Natürlich passen nicht alle Töpfe und Pfannen, die ich jetzt habe, in die Schublade, in der bisher alle Pfannen und Töpfe prima reinpassten. Natürlich habe ich auf einmal viel zu viele Tupperdosen, Tischläufer, Kerzenhalter (wieso habe ich so viele Kerzenhalter? Ich habe doch schon kiloweise weggeschmissen?), Kuchenformen, Schüsseln und Messer.

Daher sortiere ich seit drei Tagen meinen Kücheninhalt von einer Seite auf die andere, räume Zeug in Körbe, räume es auf verschiedene Regalbretter, schmeiße Zeug weg, räume Körbe wieder aus und deren Inhalt auf andere freie Regalbretter und dann fange ich wieder von vorne an. Irgendwie passt das alles noch nicht. Und ausgerechnet jetzt bekomme ich Besuch aus Hamburg, der eventuell bekocht werden will. Wenn ich Glück habe, finde ich Brot und Käse wieder, ansonsten bestellen wir vier Tage Pizza. Wobei: Am Sonntag haben wir einen Tisch auf der Oidn Wiesn, da bleibt die Küche eh kalt. (Vorfreude!)

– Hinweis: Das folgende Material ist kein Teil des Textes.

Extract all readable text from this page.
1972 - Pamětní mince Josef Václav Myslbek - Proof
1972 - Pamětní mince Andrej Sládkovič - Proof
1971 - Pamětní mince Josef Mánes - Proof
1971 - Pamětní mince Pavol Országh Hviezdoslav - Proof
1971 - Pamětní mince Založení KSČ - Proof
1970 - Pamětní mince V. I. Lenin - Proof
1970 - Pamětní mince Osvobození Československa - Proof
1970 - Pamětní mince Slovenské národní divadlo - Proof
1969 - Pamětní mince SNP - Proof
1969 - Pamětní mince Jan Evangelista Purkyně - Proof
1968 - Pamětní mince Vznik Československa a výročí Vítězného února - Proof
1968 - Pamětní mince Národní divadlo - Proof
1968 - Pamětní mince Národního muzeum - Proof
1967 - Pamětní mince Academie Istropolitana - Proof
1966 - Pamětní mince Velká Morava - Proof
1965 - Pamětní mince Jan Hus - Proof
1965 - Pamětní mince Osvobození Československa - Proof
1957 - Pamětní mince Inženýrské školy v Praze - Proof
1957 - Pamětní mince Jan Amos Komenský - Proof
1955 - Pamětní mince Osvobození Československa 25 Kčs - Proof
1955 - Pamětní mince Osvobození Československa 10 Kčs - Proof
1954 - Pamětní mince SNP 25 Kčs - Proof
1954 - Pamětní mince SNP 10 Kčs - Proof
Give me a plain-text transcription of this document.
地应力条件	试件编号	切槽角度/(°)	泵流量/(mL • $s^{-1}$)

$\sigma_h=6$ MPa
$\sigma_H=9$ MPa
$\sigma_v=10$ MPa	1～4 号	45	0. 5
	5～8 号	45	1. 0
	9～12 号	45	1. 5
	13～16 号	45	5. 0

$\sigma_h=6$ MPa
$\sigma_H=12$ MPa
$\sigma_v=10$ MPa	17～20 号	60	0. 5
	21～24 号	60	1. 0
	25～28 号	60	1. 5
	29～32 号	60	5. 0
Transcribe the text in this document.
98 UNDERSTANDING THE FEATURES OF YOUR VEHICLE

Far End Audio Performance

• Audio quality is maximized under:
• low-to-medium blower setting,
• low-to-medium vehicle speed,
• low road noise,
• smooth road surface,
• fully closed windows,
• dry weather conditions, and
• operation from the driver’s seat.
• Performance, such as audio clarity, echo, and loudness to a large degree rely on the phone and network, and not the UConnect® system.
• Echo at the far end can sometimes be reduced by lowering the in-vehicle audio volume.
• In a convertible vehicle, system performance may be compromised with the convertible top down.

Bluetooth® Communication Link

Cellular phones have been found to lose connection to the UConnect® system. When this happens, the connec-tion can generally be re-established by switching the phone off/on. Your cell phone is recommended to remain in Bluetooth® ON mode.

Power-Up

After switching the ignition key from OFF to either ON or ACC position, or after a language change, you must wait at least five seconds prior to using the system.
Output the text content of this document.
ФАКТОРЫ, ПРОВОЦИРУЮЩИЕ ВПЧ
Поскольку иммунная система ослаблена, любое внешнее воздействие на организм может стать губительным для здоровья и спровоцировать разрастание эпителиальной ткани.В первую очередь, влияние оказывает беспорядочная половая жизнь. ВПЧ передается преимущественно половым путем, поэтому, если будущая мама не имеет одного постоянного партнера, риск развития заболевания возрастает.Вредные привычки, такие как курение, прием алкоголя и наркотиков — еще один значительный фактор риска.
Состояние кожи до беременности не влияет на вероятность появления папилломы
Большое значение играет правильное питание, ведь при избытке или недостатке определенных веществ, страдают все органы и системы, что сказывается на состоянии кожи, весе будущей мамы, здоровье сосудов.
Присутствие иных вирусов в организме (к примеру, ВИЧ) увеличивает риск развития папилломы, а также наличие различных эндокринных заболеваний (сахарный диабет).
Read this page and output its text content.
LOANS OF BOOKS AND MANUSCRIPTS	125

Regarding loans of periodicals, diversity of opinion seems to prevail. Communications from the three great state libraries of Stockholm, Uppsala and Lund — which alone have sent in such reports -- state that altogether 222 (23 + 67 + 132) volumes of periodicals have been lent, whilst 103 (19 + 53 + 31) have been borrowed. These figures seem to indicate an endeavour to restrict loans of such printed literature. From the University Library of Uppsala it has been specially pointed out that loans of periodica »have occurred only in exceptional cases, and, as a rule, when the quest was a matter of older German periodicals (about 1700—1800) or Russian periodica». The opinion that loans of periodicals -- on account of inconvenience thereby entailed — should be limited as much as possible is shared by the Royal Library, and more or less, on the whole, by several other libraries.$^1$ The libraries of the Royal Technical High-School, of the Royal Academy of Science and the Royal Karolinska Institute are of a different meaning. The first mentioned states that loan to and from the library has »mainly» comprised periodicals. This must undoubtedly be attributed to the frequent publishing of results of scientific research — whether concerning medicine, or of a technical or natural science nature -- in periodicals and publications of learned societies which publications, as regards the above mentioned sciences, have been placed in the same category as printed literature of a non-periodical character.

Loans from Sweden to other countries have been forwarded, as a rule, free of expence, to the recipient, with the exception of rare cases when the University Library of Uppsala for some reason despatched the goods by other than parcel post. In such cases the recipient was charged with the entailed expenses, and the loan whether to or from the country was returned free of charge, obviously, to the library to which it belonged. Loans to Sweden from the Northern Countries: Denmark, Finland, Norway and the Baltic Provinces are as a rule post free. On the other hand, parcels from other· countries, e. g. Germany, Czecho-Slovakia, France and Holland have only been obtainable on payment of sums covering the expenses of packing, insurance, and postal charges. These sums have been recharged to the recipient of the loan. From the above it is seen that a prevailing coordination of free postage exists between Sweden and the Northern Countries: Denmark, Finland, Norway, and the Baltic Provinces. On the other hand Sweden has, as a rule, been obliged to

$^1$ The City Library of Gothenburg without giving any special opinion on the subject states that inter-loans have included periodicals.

Im Flur hängen jetzt wieder die Fotos meiner FreundInnen und Verwandten, die ich in Hamburg im Schlafzimmer hängen hatte, und das gefällt mir sehr gut. In der Küche hängen zwei Gemälde, die bisher im Wohnzimmer hingen, aber das gefällt mir irgendwie nicht. Hm. Mal gucken, was wir mit dem Bildprogramm in der Küche machen.

Leere Umzugskisten in den Keller geschleppt, mehrere Tüten Müll verklappt, 15 Kochbücher in die hauseigene „Zu verschenken“-Ecke gepackt. Abends von einer Freundin zu Ikea chauffiert worden, um zwei Wandregale und vier Körbe zu kaufen, damit ich noch mehr Zeug in der Küche hin- und herräumen kann. Zum Abendessen Brot und Käse.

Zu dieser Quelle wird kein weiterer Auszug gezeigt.